Mais, au moins, bien cachée, non dite, une étincelle. Une étincelle qui me fera vivre plusieurs vies après celle-ci. Une étincelle qui me laisse entrevoir que les siècles à venir seront plus lumineux. Ce fameux 1914, j’aimerais y vivre. Je suis sûre que les hommes s’y aimeront mieux. Je suis sûre que tout sera différent. L’amour sera beaucoup plus glorifié que Dieu. Et, en fin de compte, cela revient sans doute au même. Mais aujourd’hui, il ne faut pas le dire.

Ce que j’écris là, je l’écris dans le ciel et non sur un parchemin, et ce pour plusieurs raisons. Je n’ai ni les moyens d’avoir un parchemin ni d’apprendre à écrire. J’ai cependant la possibilité de réfléchir et d’envoyer mes pensées dans l’univers. C’est sans doute le plus important. Écrire sur le ciel est la plus belle des promesses. J’ai besoin de promesses. J’ai besoin de faire des promesses. L’Humanité a besoin de promesse tenues.

1914, où es-tu ? Seras-tu une belle année, moins sévère que tes chiffres ? Seras-tu aussi ronde que 2028 par exemple ? En 2028, parle-moi…
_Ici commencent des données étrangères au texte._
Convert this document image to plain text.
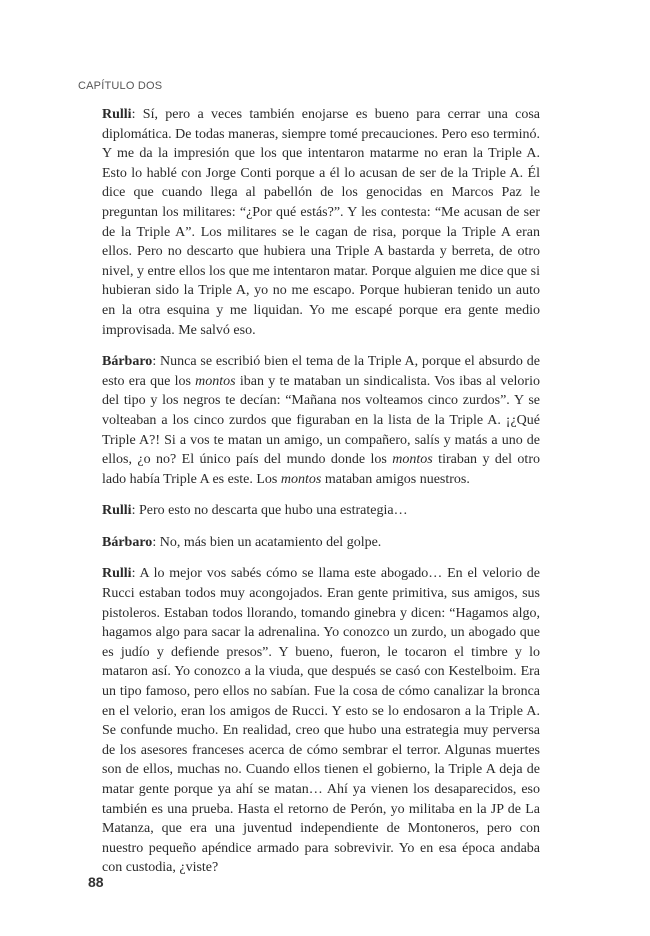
CAPÍTULO DOS

Rulli: Sí, pero a veces también enojarse es bueno para cerrar una cosa diplomática. De todas maneras, siempre tomé precauciones. Pero eso terminó. Y me da la impresión que los que intentaron matarme no eran la Triple A. Esto lo hablé con Jorge Conti porque a él lo acusan de ser de la Triple A. Él dice que cuando llega al pabellón de los genocidas en Marcos Paz le preguntan los militares: “¿Por qué estás?”. Y les contesta: “Me acusan de ser de la Triple A”. Los militares se le cagan de risa, porque la Triple A eran ellos. Pero no descarto que hubiera una Triple A bastarda y berreta, de otro nivel, y entre ellos los que me intentaron matar. Porque alguien me dice que si hubieran sido la Triple A, yo no me escapo. Porque hubieran tenido un auto en la otra esquina y me liquidan. Yo me escapé porque era gente medio improvisada. Me salvó eso.

Bárbaro: Nunca se escribió bien el tema de la Triple A, porque el absurdo de esto era que los montos iban y te mataban un sindicalista. Vos ibas al velorio del tipo y los negros te decían: “Mañana nos volteamos cinco zurdos”. Y se volteaban a los cinco zurdos que figuraban en la lista de la Triple A. ¡¿Qué Triple A?! Si a vos te matan un amigo, un compañero, salís y matás a uno de ellos, ¿o no? El único país del mundo donde los montos tiraban y del otro lado había Triple A es este. Los montos mataban amigos nuestros.

Rulli: Pero esto no descarta que hubo una estrategia…

Bárbaro: No, más bien un acatamiento del golpe.

Rulli: A lo mejor vos sabés cómo se llama este abogado… En el velorio de Rucci estaban todos muy acongojados. Eran gente primitiva, sus amigos, sus pistoleros. Estaban todos llorando, tomando ginebra y dicen: “Hagamos algo, hagamos algo para sacar la adrenalina. Yo conozco un zurdo, un abogado que es judío y defiende presos”. Y bueno, fueron, le tocaron el timbre y lo mataron así. Yo conozco a la viuda, que después se casó con Kestelboim. Era un tipo famoso, pero ellos no sabían. Fue la cosa de cómo canalizar la bronca en el velorio, eran los amigos de Rucci. Y esto se lo endosaron a la Triple A. Se confunde mucho. En realidad, creo que hubo una estrategia muy perversa de los asesores franceses acerca de cómo sembrar el terror. Algunas muertes son de ellos, muchas no. Cuando ellos tienen el gobierno, la Triple A deja de matar gente porque ya ahí se matan… Ahí ya vienen los desaparecidos, eso también es una prueba. Hasta el retorno de Perón, yo militaba en la JP de La Matanza, que era una juventud independiente de Montoneros, pero con nuestro pequeño apéndice armado para sobrevivir. Yo en esa época andaba con custodia, ¿viste?

88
J’habite une maison en granite, au bord d’une rivière. Il fait humide en hiver et frais en été. Un jour, il y a presque 15 ans, j’ai croisé un gros crapaud en me baignant dans la rivière. Je l’ai embrassé. C’est peut-être grâce à cela que j’ai un mari maintenant. Il est gentil. Il est doux, parfois de mauvaise humeur. Comme moi.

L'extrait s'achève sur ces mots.